How to cluster similar sentences using BERT

You can use Sentence Transformers to generate the sentence embeddings. These embeddings are much more meaningful as compared to the one obtained from bert-as-service, as they have been fine-tuned such that semantically similar sentences have higher similarity score. You can use FAISS based clustering algorithm if number of sentences to be clustered are in millions or more as vanilla K-means like clustering algorithm takes quadratic time.


You will need to generate bert embeddidngs for the sentences first. bert-as-service provides a very easy way to generate embeddings for sentences.

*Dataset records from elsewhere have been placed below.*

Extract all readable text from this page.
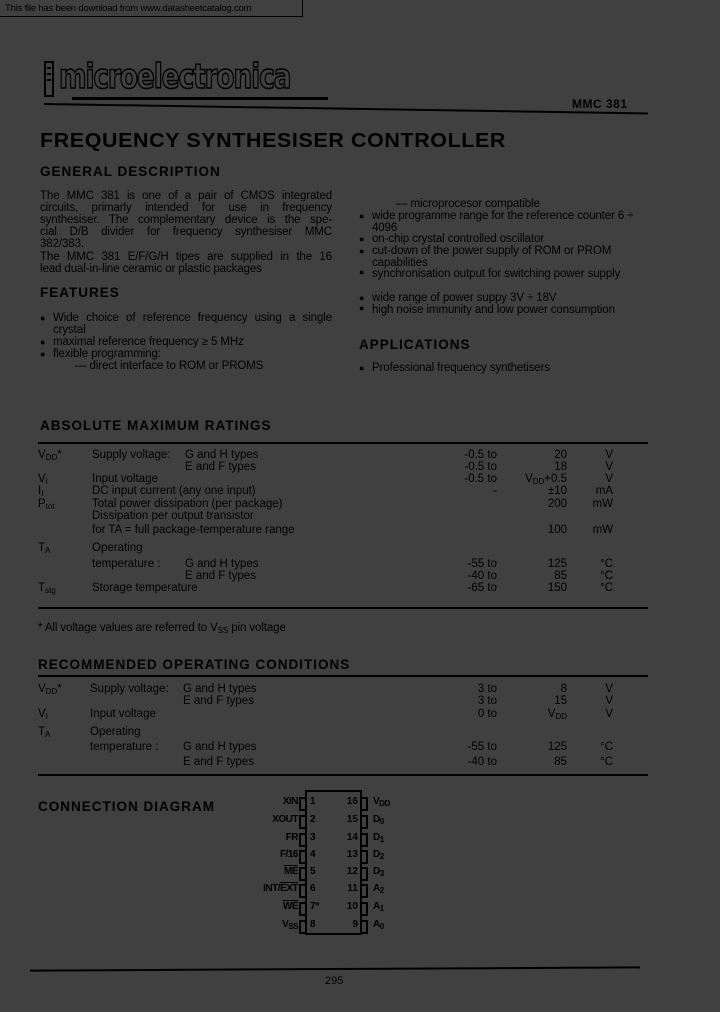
This file has been download from www.datasheetcatalog.com
microelectronica
MMC 381
FREQUENCY SYNTHESISER CONTROLLER
GENERAL DESCRIPTION
The MMC 381 is one of a pair of CMOS integrated
circuits, primarly intended for use in frequency
synthesiser. The complementary device is the spe-
cial D/B divider for frequency synthesiser MMC
382/383.
The MMC 381 E/F/G/H tipes are supplied in the 16
lead dual-in-line ceramic or plastic packages
FEATURES
● Wide choice of reference frequency using a single crystal
● maximal reference frequency ≥ 5 MHz
● flexible programming:
— direct interface to ROM or PROMS
— microprocesor compatible
● wide programme range for the reference counter 6 ÷ 4096
● on-chip crystal controlled oscillator
● cut-down of the power supply of ROM or PROM capabilities
synchronisation output for switching power supply
●
● wide range of power suppy 3V ÷ 18V
high noise immunity and low power consumption
●
APPLICATIONS
● Professional frequency synthetisers
ABSOLUTE MAXIMUM RATINGS
$V_{DD}*$	Supply voltage: G and H types	-0.5 to	20	V
E and F types	-0.5 to	18	V
$V_I$	Input voltage	-0.5 to	$V_{DD}+0.5$	V
$I_I$	DC input current (any one input)	-	±10	mA
$P_{tot}$	Total power dissipation (per package)	200	mW
Dissipation per output transistor
for TA = full package-temperature range	100	mW
$T_A$	Operating
temperature : G and H types	-55 to	125	°C
E and F types	-40 to	85	°C
$T_{stg}$	Storage temperature	-65 to	150	°C
* All voltage values are referred to $V_{SS}$ pin voltage
RECOMMENDED OPERATING CONDITIONS
$V_{DD}*$ Supply voltage: G and H types	3 to	8	V
E and F types	3 to	15	V
$V_I$	Input voltage	0 to	$V_{DD}$	V
$T_A$	Operating
temperature : G and H types	-55 to	125	°C
E and F types	-40 to	85	°C
CONNECTION DIAGRAM	XIN 1
XOUT 2
FR 3
F/16 4
$\overline{ME}$ 5
INT/$\overline{EXT}$ 6
$\overline{WE}$ 7*
$V_{SS}$ 8
16 $V_{DD}$
15 $D_0$
14 $D_1$
13 $D_2$
12 $D_3$
11 $A_2$
10 $A_1$
9 $A_0$
295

This is how you can geberate bert vectors for a list of sentences you need to cluster. It is explained very well in the bert-as-service repository: https://github.com/hanxiao/bert-as-service

Installations:

pip install bert-serving-server  # server
pip install bert-serving-client  # client, independent of `bert-serving-server`

Download one of the pre-trained models available at https://github.com/google-research/bert

Start the service:

bert-serving-start -model_dir /your_model_directory/ -num_worker=4 

Generate the vectors for the list of sentences:

from bert_serving.client import BertClient
bc = BertClient()
vectors=bc.encode(your_list_of_sentences)

This would give you a list of vectors, you could write them into a csv and use any clustering algorithm as the sentences are reduced to numbers.